Up top Bernie looked relieved. At the car, Rahui started to take off the jacket. I waved him off and told him it was a gift. He said something in his blended language that we were amigos for life. At least that is how I interpreted it. He could have said gringos sure are clumsy, instead but I prefer thinking the best. We took off for Rahui’s house. He went to sleep in the back. Bernie and I worried a bit that he might have passed out. If we couldn’t wake him when we got to his turn, we figured we’d head back to Creel and find a clinic. We didn’t know how to contact his wife. Fortunately, he came to or woke up just before the turnoff to his home. He seemed fine, so we dropped him off near his house. I paid him the equivalent of thirty dollars and a jacket. I was going to give him a blanket too, but decided to save it for another person in need. I always carry a giveaway blanket.

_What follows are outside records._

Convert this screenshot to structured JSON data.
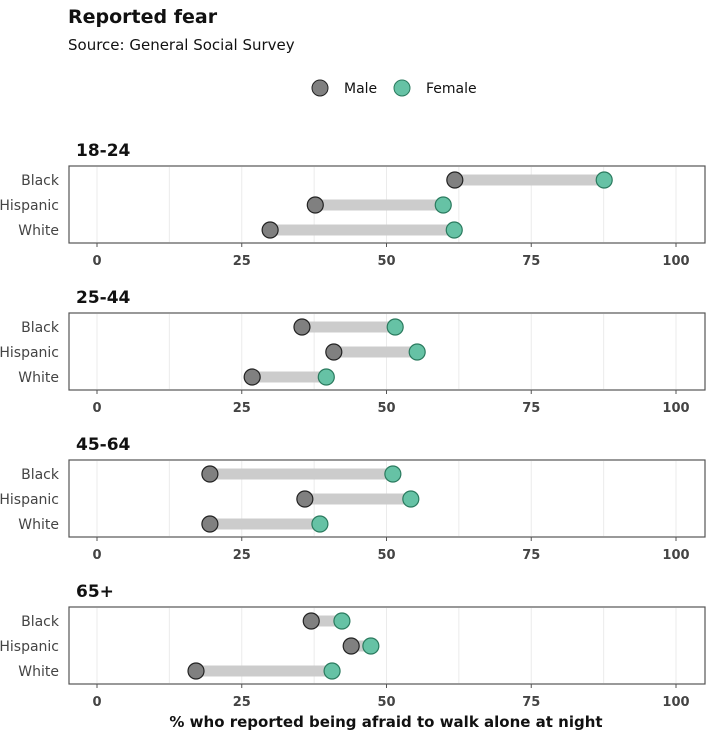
{
  "chart_data": {
    "type": "dumbbell",
    "title": "Reported fear",
    "subtitle": "Source: General Social Survey",
    "xlabel": "% who reported being afraid to walk alone at night",
    "xlim": [
      0,
      100
    ],
    "xticks": [
      0,
      25,
      50,
      75,
      100
    ],
    "grid": true,
    "legend": {
      "placement": "top",
      "entries": [
        "Male",
        "Female"
      ]
    },
    "colors": {
      "Male": "#808080",
      "Female": "#66c2a5"
    },
    "categories": [
      "Black",
      "Hispanic",
      "White"
    ],
    "panels": [
      {
        "label": "18-24",
        "rows": [
          {
            "group": "Black",
            "male": 61.8,
            "female": 87.6
          },
          {
            "group": "Hispanic",
            "male": 37.7,
            "female": 59.8
          },
          {
            "group": "White",
            "male": 29.9,
            "female": 61.7
          }
        ]
      },
      {
        "label": "25-44",
        "rows": [
          {
            "group": "Black",
            "male": 35.4,
            "female": 51.5
          },
          {
            "group": "Hispanic",
            "male": 40.9,
            "female": 55.3
          },
          {
            "group": "White",
            "male": 26.8,
            "female": 39.6
          }
        ]
      },
      {
        "label": "45-64",
        "rows": [
          {
            "group": "Black",
            "male": 19.5,
            "female": 51.1
          },
          {
            "group": "Hispanic",
            "male": 35.9,
            "female": 54.2
          },
          {
            "group": "White",
            "male": 19.5,
            "female": 38.5
          }
        ]
      },
      {
        "label": "65+",
        "rows": [
          {
            "group": "Black",
            "male": 37.0,
            "female": 42.3
          },
          {
            "group": "Hispanic",
            "male": 43.9,
            "female": 47.3
          },
          {
            "group": "White",
            "male": 17.1,
            "female": 40.6
          }
        ]
      }
    ]
  }
}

Consult With a Higher Power
When we got back to the Best Western, I thought I’d better get some expert medical advice, so I contacted my Higher Power. As any married man knows, that means I called my wife. She said if my hip or leg were broken, knowing me, I would be screaming in pain and probably sniveling to boot. She said something about baby and I don’t think it was expressed as, Oh baby, oh baby.

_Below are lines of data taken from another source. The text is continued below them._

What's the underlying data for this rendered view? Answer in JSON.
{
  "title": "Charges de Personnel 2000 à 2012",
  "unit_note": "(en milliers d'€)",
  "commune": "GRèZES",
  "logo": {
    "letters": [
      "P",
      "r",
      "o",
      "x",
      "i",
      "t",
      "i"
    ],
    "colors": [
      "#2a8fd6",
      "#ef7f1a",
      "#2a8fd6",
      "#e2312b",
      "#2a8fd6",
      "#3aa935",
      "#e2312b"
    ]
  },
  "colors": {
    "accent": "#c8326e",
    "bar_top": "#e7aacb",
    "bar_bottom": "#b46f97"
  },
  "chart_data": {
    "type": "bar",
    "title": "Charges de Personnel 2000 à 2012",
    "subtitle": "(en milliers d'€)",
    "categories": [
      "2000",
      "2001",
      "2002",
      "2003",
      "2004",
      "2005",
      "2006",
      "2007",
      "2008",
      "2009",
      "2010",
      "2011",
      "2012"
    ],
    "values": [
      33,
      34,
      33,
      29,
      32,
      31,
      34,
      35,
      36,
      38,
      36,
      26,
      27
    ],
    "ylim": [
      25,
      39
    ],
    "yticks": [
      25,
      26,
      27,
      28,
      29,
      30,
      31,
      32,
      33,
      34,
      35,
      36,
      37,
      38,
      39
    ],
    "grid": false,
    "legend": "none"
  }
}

She said I would not be able to walk if anything was broken. She pronounced it a bad bruise. Surely there is a stronger word for the pain I suffered! Nope, she said, you’ve got a boo-boo. Women!

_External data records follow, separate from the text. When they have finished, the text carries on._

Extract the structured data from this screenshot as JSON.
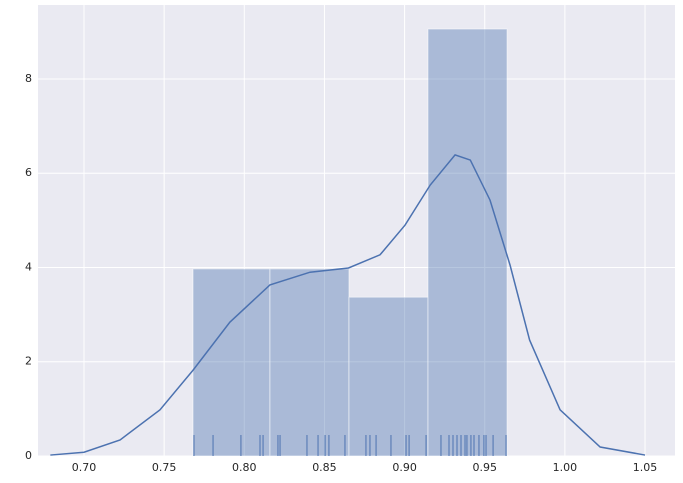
{
  "chart_data": {
    "type": "histogram",
    "bins": [
      0.768,
      0.816,
      0.8653,
      0.9146,
      0.9639
    ],
    "values": [
      3.97,
      3.97,
      3.37,
      9.06
    ],
    "color": "#4c72b0",
    "kde": {
      "x": [
        0.679,
        0.7,
        0.7225,
        0.7474,
        0.768,
        0.791,
        0.816,
        0.841,
        0.865,
        0.8847,
        0.9003,
        0.916,
        0.9315,
        0.941,
        0.9533,
        0.9658,
        0.978,
        0.997,
        1.022,
        1.05
      ],
      "y": [
        0.02,
        0.08,
        0.34,
        0.98,
        1.82,
        2.84,
        3.63,
        3.9,
        3.99,
        4.27,
        4.9,
        5.75,
        6.39,
        6.28,
        5.43,
        4.05,
        2.46,
        0.98,
        0.19,
        0.02
      ]
    },
    "rug": [
      0.7686,
      0.7805,
      0.7979,
      0.8098,
      0.8117,
      0.821,
      0.8223,
      0.8391,
      0.846,
      0.8504,
      0.8528,
      0.8628,
      0.8759,
      0.8784,
      0.8822,
      0.8915,
      0.9009,
      0.9028,
      0.9134,
      0.9227,
      0.9277,
      0.9302,
      0.9327,
      0.9352,
      0.9377,
      0.9389,
      0.9414,
      0.9433,
      0.9464,
      0.9495,
      0.9508,
      0.9552,
      0.9633
    ],
    "xlim": [
      0.6713,
      1.0687
    ],
    "ylim": [
      0,
      9.57
    ],
    "xticks": [
      {
        "value": 0.7,
        "label": "0.70"
      },
      {
        "value": 0.75,
        "label": "0.75"
      },
      {
        "value": 0.8,
        "label": "0.80"
      },
      {
        "value": 0.85,
        "label": "0.85"
      },
      {
        "value": 0.9,
        "label": "0.90"
      },
      {
        "value": 0.95,
        "label": "0.95"
      },
      {
        "value": 1.0,
        "label": "1.00"
      },
      {
        "value": 1.05,
        "label": "1.05"
      }
    ],
    "yticks": [
      0,
      2,
      4,
      6,
      8
    ],
    "grid": true
  }
}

That evening, I got a massage. It was painful getting up on the massage table, but I hobbled and crawled up that mountain. I asked the masseuse to concentrate on my right leg and hip and skip the “standard” massage. She listened — a rarity among masseuses in my experience. Her ministrations helped. So did the hot tub. So did the sauna. I spent the next couple of days sleeping a lot, stretching gingerly, taking hot baths, hot tub soaks and saunas and massages. Oh yeah, thank God I had some pain pills too.
Plenty to be Grateful For
On the third day, I felt like walking to a downtown restaurant. A family consisting of a young father, wife and three daughters was sitting across from us. I struck up a conversation. Somehow the name “Mexico” Mike got bandied about.
The father perked up and said, I know you. I’ve followed you for years. I read your website all the time when I want to know something about Mexico. It’s an honor to meet you in person.
I may not be the go-to Mexico expert for the world’s media anymore and hoteliers may not universally recognize me and invite me to stay gratis, but I still have a few fans. And I am alive. And I am not crippled. I am grateful for all of the above.